Am Fam Physician. 1998 Feb 1;57(3):433.
to the editor: In our July 1997 article1 on opportunistic infections and psychosocial stress in persons with human immunodeficiency virus (HIV), Dr. Gebhardt and I described the current U.S. Public Health Service and the Infectious Disease Society of America (USPHC/IDSA) guidelines. Our article also mentioned that the new guidelines were soon to be forthcoming. The updated guidelines were recently published.2 The following are the most significant changes:
Prophylaxis for Mycobacterium avium complex (MAC) has moved from a B rating to an A (“standard of care”) rating. This means that, like prophylaxis for Pneumocystis carinii pneumonia, toxoplasmosis and Mycobacterium tuberculosis, MAC prophylaxis should always be offered when clinical and staging criteria are met.
Vaccination against Streptococcus pneumoniae in adults with a CD4+ count greater than 200 per mm3 (200 × 106 per L) has moved from a B rating to an A (“standard of care”) rating. Thus, all adults in this category should receive pneumococcal vaccine polyvalent (Pneumovax).
The USPHC/IDSA guidelines also now emphasize (as we did in our article) the need to base initiating or continuing prophylaxis on the lowest (not necessarily the current) CD4+ cell count.
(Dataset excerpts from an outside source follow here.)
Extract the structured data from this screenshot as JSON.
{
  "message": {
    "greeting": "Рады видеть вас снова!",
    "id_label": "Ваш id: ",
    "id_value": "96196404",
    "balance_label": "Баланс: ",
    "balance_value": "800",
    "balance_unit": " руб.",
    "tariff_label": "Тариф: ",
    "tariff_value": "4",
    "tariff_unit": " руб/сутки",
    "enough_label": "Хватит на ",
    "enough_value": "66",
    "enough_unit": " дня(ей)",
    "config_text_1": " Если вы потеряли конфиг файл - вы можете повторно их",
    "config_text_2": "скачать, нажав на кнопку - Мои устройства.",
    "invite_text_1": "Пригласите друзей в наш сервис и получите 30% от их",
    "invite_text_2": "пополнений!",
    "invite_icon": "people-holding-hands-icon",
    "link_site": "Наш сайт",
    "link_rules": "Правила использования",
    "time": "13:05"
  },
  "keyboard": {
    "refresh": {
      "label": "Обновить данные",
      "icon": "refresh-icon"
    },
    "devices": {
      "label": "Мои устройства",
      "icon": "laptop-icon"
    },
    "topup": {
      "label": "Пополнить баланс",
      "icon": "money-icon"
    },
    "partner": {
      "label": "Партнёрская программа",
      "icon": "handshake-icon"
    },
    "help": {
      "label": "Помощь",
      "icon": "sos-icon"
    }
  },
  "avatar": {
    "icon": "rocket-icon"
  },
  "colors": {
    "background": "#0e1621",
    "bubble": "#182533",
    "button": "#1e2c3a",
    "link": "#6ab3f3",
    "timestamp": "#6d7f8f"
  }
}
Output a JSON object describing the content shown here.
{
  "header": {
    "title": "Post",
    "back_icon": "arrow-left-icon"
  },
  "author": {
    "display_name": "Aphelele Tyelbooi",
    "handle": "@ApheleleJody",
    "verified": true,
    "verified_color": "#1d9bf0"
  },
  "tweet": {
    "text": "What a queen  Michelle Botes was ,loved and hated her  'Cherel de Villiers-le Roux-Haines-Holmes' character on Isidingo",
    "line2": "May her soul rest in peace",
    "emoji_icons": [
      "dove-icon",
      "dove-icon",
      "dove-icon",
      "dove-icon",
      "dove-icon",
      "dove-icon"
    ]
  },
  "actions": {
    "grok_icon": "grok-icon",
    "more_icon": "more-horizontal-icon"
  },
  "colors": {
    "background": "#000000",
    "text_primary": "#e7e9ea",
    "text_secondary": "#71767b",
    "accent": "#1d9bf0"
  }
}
1. Montauk SL, Gebhardt B. Opportunistic infections and psychosocial stress in HIV. Am Fam Physician. 1997;56:87–96.
2. USPHC/IDSA Prevention of Opportunistic Infections Working Group. 1997 USPHC/IDSA guidelines for the prevention of opportunistic infections in persons infected with human immunodeficiency virus. MMWR Morb Mortal Wkly Rep. 1997;46:1–46.